Osman Abdelhady, Lee Seung Heyck, Noori Mateen, Al-Jaishi Melissa, Gallo Kerri, Harwood Lori, Moist Louise
Schulich School of Medicine & Dentistry, Western University, London, ON, Canada.
Faculty of Medicine, University of Ottawa, ON, Canada.
Can J Kidney Health Dis. 2024 Oct 28;11:20543581241293192. doi: 10.1177/20543581241293192. eCollection 2024.
The COVID-19 pandemic notably disrupted care for patients with chronic kidney disease (CKD) care, necessitating a rapid shift to telemedicine. Despite the growing use of telemedicine, the impact of this transition on patients' experiences, particularly in Canada and considering sociocultural factors, remains underexplored. This study aims to investigate patients with CKD perspectives on telemedicine versus in-person care and to offer recommendations for enhancing telemedicine services.
The objective was to understand patients with CKD views on telemedicine clinics during the pandemic compared to traditional in-person clinics.
This was a qualitative descriptive study employing semi-structured interviews.
This study was conducted in general nephrology and multidisciplinary kidney care clinics in London, Canada.
The study population was English-speaking patients with CKD with at least one in-person nephrology visit before March 15, 2020, and one telemedicine appointment after March 30, 2020.

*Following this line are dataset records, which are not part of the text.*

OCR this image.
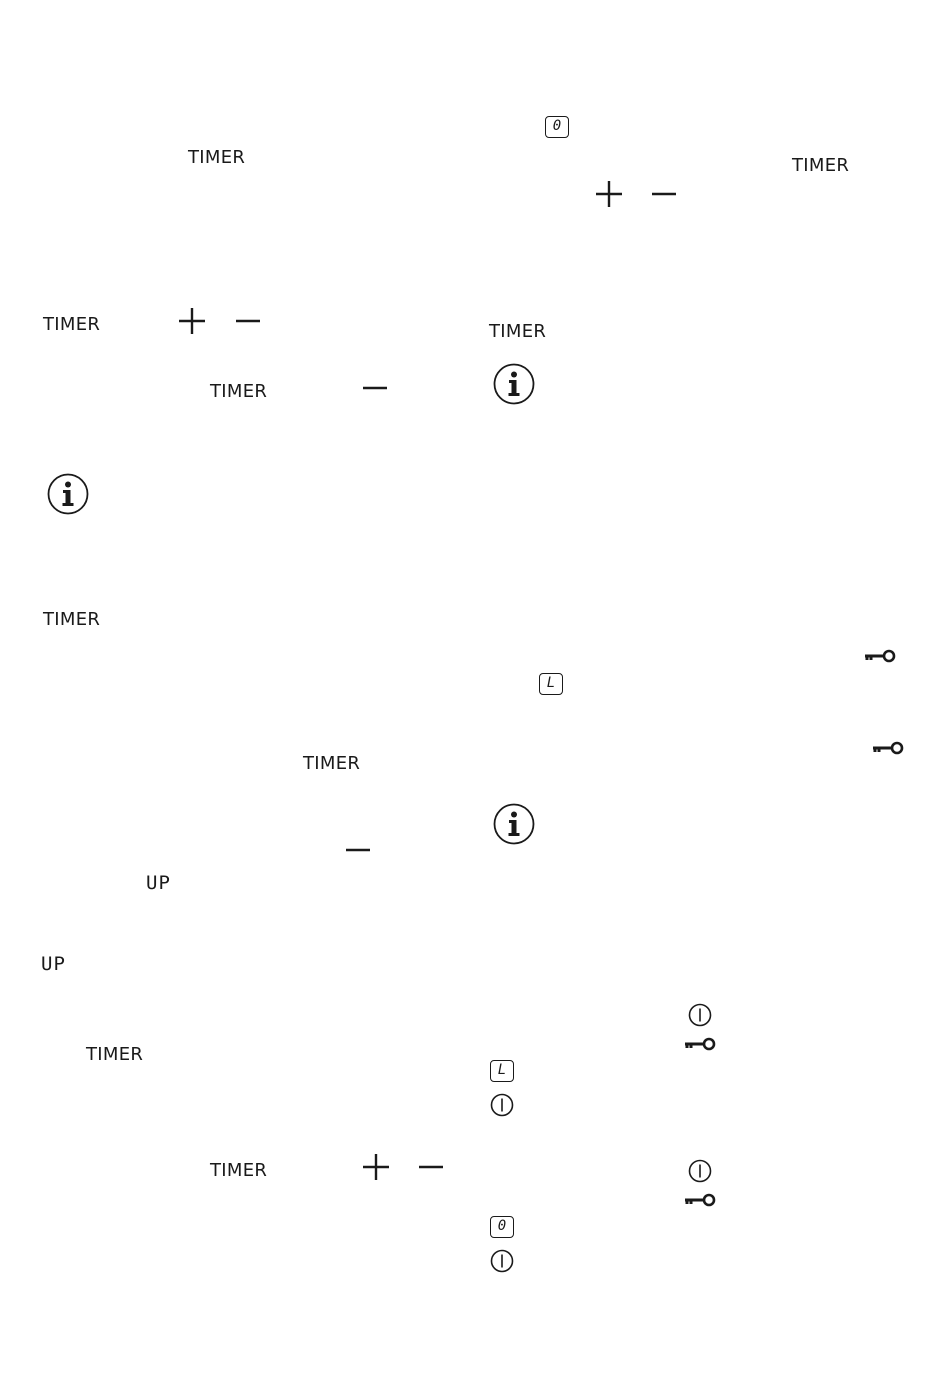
TIMER
TIMER
TIMER
TIMER
TIMER
UP
UP
TIMER
TIMER
0
TIMER
TIMER
L
L
0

Interviews were conducted using a structured guide, with transcripts analyzed line-by-line by 3 independent reviewers through directed content analysis. Themes were identified and agreed upon through group consensus.
Interviews with 12 participants revealed 5 key themes: (1) convenience; (2) building connection and trust; (3) necessity of in-person care; (4) role of family or caregivers; and (5) preferences for clinic types. Most participants (11/12) valued the convenience of telemedicine, noting similar levels of care compared to in-person visits. However, they found it easier to establish personal connections in face-to-face appointments. Most (8/12) preferred in-person visits if their condition worsened. Overall, a combination of in-person and telemedicine was favored, with a preference for video over telephone.
The study's focus on one academic nephrology center in Ontario and predominantly white participants limits broader applicability. Additionally, recall bias may affect the findings due to the interview-based design.
Telemedicine will remain integral to CKD care, with a hybrid model combining in-person and telemedicine preferred. Integrating patient feedback into future telemedicine practices is essential to enhance flexibility, access, and patient satisfaction.
2019年冠状病毒病(COVID-19)大流行显著扰乱了慢性肾脏病(CKD)患者的护理,使得迅速转向远程医疗成为必要。尽管远程医疗的使用日益增加,但这种转变对患者体验的影响,尤其是在加拿大并考虑到社会文化因素,仍未得到充分探索。本研究旨在调查CKD患者对远程医疗与面对面护理的看法,并为改善远程医疗服务提供建议。
目的是了解大流行期间CKD患者对远程医疗诊所与传统面对面诊所的看法。
这是一项采用半结构化访谈的定性描述性研究。
本研究在加拿大伦敦的普通肾脏病学和多学科肾脏护理诊所进行。
研究对象为2020年3月15日前至少有一次面对面肾脏病学就诊且2020年3月30日后有一次远程医疗预约的讲英语的CKD患者。
使用结构化指南进行访谈,3名独立评审员通过定向内容分析逐行分析访谈记录。通过小组共识确定并认可主题。
对12名参与者的访谈揭示了5个关键主题:(1)便利性;(2)建立联系和信任;(3)面对面护理的必要性;(4)家庭或护理人员的作用;(5)对诊所类型的偏好。大多数参与者(11/12)重视远程医疗的便利性,指出与面对面就诊相比护理水平相似。然而,他们发现面对面预约更容易建立个人联系。如果病情恶化,大多数人(8/12)更喜欢面对面就诊。总体而言,倾向于将面对面和远程医疗相结合,更喜欢视频而非电话。
该研究对安大略省一个学术肾脏病学中心的关注以及主要为白人参与者限制了其更广泛的适用性。此外,由于基于访谈的设计,回忆偏差可能会影响研究结果。
远程医疗仍将是CKD护理不可或缺的一部分,更喜欢将面对面和远程医疗相结合的混合模式。将患者反馈纳入未来的远程医疗实践对于提高灵活性、可及性和患者满意度至关重要。